The same applies to the returned array, where we reshape the memoryview back to its original shape using `np.reshape(a, order='F')`.

### Treatment of procedure arguments (user-supplied routines)
One of the most important aspects of PDAF is the user-supplied routines. This provides the flexibility to different models and observations. In `pyPDAF.UserFunc`, C functions are defined and declared with dummy Python functions. For example, 
```C
cdef void c__init_ens_pdaf (int* filtertype, int* dim_p,
                            int* dim_ens, double* state_p,
                            double* uinv, double* ens_p,
                            int* flag
                           );
``` 
the above C function calls the dummy Python function defined as:
```Python
def py__init_ens_pdaf(filtertype, dim_p, dim_ens, state_p, uinv, ens_p, flag):
    raise RuntimeError('...Wrong py__init_ens_pdaf is called!!!...')
```
Hence, `pyPDAF` can raise an error if required user-supplied function is not given. In `pyPDAF.PDAF`, the user-supplied function has to be given to `pyPDAF.UserFunc`. Taking the previous example for `c__PDAF_get_state`, we have the following treatment:
```Python
import pyPDAF.UserFunc as PDAFcython
cimport pyPDAF.UserFunc as c__PDAFcython
# giving user-supplied functions to UserFunc
PDAFcython.py__next_observation_pdaf = py__next_observation_pdaf
PDAFcython.py__distribute_state_pdaf = py__distribute_state_pdaf
PDAFcython.py__prepoststep_pdaf = py__prepoststep_pdaf
# call the actual functions
c__pdaf_get_state (&steps,
                   &time,
                   &doexit,
                   c__PDAFcython.c__next_observation_pdaf,
                   c__PDAFcython.c__distribute_state_pdaf,
                   c__PDAFcython.c__prepoststep_pdaf,
                   &flag
                  )
```
#### Treatment of array input in user-supplied routines
Because user-supplied routines are given as C pointers, we need to translate them into numpy array for Python function in a similar manner as [Treatment of array arguments](implementation.md#treatment-of-array-arguments), e.g. `state_p_np = np.asarray(<double[:np.prod((dim_p[0]))]> state_p).reshape((dim_p[0]), order='F')`.

##### Caveat
1. Fortran subroutines use pass by reference  by default
2. Python always pass/assignment by reference
The above two points can lead to undefined behavior. For example, in the user-supplied routines, we have Fortran interface:
```Fortran
subroutine c__collect_state_pdaf(dim_p, state_p) bind(c)
  use iso_c_binding, only: c_double, c_int
  implicit none
  ! pe-local state dimension
  integer(c_int), intent(in) :: dim_p
  ! local state vector
  real(c_double), intent(inout) :: state_p(dim_p)
end subroutine c__collect_state_pdaf
```
If we provide the following Python routine:
```Python
def collect_state_pdaf(model, assim_dim, dim_p, state_p):
    state_p = model.field_p.reshape(assim_dim.dim_state_p, order='F')
    return state_p
```
The Python function changes the reference of `state_p` as the `reshape` method generates a new numpy array instance. Hence, it is necessary to add a layer of safety in `pyPDAF.UserFunc`, where we pass the return value to the original input numpy array. We further safeguard this behavor with an assertion.
```Python
state_p_np_tmp = py__collect_state_pdaf(dim_p[0], state_p_np)
state_p_np[:] = state_p_np_tmp[:]
cdef double[::1] state_p_view = state_p_np.ravel(order='F')
assert state_p == &state_p_view[0], 'reference (memory address) of state_p has changed in c__collect_state_pdaf.'
```


## Note
In `pyPDAF/fortran`, `pyPDAF` provides `bind(C)` wrapper for common PDAF public subroutines with `iso_c_binding` arguments. Some subroutine uses assumed size arrays.
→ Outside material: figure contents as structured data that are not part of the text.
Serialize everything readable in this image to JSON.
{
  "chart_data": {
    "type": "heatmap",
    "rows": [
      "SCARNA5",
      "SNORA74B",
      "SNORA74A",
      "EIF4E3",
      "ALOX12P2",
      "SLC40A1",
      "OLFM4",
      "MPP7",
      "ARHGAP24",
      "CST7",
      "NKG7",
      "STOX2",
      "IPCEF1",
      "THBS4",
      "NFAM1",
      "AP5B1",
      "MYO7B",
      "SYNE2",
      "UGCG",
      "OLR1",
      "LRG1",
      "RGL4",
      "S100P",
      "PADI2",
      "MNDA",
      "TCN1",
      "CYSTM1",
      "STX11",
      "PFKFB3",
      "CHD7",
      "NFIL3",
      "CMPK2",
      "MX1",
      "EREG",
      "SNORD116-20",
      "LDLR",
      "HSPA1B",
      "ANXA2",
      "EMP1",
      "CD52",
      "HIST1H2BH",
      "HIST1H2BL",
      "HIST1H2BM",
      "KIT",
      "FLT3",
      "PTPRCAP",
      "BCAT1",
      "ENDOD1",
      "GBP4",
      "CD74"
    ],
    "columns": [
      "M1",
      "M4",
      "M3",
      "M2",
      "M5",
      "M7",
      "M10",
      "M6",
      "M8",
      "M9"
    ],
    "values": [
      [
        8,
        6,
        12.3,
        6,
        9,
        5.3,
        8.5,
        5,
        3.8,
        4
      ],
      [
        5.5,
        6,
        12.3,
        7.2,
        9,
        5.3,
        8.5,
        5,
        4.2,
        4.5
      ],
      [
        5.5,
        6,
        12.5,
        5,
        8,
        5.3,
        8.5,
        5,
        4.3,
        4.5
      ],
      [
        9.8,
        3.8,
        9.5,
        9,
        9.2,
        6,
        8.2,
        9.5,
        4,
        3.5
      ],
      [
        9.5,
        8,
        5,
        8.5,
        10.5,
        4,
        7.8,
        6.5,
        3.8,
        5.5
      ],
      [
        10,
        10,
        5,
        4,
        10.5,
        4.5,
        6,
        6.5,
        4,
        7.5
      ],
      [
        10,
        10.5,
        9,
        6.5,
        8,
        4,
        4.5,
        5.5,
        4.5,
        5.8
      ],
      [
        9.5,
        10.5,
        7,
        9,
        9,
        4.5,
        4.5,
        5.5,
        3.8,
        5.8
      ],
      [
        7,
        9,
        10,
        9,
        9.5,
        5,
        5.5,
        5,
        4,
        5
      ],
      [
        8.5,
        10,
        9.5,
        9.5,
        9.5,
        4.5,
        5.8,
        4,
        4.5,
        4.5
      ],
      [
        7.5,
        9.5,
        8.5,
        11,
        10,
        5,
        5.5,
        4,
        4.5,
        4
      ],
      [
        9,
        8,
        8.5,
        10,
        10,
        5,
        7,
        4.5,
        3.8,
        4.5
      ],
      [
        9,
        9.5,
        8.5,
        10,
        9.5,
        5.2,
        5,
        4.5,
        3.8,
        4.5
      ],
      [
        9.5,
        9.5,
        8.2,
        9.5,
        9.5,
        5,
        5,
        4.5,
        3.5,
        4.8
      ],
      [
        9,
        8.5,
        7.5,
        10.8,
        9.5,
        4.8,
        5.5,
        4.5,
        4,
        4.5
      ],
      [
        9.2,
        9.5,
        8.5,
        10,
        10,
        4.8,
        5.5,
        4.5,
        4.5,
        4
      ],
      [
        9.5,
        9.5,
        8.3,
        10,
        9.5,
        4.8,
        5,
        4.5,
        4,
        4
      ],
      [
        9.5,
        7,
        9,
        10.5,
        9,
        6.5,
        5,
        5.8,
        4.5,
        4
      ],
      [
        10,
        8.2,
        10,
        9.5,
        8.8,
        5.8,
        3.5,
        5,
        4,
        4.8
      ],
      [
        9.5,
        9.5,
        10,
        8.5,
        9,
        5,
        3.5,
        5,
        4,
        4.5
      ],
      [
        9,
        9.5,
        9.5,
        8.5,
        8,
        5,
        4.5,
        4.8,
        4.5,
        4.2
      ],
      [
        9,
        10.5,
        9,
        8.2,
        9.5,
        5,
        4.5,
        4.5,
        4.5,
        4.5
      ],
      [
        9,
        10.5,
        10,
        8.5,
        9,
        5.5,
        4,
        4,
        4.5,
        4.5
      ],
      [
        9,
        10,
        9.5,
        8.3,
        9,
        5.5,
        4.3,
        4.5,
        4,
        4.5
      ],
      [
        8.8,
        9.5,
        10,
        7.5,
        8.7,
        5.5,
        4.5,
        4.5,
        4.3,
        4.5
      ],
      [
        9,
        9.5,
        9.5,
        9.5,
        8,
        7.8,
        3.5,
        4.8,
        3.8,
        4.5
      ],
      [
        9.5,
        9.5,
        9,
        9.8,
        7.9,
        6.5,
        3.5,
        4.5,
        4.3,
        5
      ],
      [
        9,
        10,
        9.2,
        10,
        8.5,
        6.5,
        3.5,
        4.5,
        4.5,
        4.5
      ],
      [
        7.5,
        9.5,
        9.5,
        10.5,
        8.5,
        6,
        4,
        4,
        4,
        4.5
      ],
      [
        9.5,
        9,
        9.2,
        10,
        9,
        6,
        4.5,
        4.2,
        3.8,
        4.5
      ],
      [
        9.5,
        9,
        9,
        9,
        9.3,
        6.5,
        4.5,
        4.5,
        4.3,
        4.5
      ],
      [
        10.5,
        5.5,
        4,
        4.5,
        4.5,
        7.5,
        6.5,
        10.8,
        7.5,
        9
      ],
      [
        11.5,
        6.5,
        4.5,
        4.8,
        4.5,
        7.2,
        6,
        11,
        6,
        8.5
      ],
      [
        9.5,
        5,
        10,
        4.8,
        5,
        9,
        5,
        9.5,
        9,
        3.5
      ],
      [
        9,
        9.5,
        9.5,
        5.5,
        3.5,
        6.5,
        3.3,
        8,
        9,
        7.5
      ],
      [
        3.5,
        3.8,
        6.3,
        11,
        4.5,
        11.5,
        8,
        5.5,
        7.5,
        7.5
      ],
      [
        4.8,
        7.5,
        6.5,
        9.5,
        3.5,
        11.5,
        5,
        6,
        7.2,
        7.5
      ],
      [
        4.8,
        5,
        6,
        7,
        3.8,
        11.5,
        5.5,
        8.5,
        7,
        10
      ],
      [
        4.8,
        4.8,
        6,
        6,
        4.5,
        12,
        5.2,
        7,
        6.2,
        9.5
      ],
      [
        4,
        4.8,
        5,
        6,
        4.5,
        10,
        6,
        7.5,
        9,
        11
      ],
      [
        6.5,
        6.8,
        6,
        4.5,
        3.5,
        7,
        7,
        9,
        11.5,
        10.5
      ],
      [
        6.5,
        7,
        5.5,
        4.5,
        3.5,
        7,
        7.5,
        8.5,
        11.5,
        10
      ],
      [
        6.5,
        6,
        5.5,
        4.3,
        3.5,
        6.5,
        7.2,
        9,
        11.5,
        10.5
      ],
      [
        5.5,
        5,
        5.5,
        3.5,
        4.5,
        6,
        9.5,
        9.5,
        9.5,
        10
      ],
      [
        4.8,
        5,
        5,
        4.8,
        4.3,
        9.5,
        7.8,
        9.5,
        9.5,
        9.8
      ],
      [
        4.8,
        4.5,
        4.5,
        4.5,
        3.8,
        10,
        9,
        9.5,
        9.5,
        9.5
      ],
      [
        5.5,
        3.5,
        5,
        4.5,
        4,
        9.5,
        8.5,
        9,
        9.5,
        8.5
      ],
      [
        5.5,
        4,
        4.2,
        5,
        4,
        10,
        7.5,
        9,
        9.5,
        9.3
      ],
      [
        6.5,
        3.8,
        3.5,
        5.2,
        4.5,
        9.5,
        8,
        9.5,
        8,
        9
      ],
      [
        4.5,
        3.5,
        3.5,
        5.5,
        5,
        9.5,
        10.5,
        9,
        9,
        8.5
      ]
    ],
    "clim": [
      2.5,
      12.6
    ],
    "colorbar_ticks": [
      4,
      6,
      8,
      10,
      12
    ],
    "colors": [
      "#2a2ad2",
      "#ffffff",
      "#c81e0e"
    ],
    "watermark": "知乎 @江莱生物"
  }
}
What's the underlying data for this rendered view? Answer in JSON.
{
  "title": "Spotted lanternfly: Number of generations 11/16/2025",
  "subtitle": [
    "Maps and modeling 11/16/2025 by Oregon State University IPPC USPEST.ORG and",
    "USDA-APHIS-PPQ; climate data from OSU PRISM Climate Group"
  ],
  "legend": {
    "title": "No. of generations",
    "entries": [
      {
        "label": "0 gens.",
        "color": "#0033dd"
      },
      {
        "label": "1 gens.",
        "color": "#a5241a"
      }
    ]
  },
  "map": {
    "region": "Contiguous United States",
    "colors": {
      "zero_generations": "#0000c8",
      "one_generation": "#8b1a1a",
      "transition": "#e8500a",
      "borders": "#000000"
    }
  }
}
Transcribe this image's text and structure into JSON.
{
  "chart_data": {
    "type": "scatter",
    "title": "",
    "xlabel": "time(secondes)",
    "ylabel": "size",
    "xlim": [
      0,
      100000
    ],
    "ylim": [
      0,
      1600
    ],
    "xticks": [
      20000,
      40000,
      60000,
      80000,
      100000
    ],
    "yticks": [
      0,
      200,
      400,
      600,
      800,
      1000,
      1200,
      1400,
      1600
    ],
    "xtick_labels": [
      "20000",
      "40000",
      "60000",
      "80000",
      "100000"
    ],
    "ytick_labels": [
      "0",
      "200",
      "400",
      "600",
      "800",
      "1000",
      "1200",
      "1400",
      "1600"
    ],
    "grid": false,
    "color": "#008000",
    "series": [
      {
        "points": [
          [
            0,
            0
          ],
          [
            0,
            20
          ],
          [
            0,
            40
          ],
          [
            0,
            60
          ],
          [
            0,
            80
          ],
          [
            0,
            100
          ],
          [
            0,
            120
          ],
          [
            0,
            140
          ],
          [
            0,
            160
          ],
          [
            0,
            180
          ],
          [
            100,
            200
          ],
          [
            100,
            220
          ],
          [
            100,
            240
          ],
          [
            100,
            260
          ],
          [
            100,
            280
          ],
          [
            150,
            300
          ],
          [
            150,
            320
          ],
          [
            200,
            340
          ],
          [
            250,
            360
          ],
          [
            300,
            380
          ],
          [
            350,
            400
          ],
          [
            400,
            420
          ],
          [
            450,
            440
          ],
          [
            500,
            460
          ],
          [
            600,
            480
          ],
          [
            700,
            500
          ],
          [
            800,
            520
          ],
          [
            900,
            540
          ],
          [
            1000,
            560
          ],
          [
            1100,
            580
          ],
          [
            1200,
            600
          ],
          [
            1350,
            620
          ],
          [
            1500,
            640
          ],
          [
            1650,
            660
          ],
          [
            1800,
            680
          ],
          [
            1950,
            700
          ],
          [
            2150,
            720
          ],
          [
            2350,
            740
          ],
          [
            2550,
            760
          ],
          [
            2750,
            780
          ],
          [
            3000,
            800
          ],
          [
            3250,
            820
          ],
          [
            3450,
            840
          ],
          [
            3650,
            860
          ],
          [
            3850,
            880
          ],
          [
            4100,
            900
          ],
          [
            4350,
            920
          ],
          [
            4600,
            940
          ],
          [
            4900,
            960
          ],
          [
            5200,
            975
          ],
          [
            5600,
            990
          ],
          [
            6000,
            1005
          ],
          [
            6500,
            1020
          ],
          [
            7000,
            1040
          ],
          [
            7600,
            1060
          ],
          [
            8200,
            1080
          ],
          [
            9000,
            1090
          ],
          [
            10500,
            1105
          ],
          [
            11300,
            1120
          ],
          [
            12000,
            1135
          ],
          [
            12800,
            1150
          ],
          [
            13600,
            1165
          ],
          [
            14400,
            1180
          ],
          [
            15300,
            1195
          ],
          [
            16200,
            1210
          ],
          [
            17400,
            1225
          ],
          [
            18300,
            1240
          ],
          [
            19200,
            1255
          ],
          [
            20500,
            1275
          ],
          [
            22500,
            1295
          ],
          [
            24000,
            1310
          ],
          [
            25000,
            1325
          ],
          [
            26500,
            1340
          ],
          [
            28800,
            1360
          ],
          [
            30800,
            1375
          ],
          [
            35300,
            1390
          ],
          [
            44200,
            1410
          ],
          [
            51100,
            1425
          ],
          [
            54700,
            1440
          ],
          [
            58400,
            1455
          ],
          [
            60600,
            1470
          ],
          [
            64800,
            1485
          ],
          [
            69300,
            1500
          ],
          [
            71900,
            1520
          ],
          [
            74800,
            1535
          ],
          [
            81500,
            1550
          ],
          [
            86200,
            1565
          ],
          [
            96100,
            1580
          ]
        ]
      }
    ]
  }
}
The interoperability with C is recently supported in Fortran 2018 standard via `ISO_Fortran_binding.h` in C. To avoid unexpected issues for these new features, the dimension sizes are still given explicitly in the Fortran wrapper. 

The same issue applies to allocatable array in derived types in PDAFomi feature, where `obs_f` and `obs_l` are used. Hence, an array of the derived type are defined in the fortran wrapper with setters for many class members. These can be changed later when Fortran 2018 standard is better supported.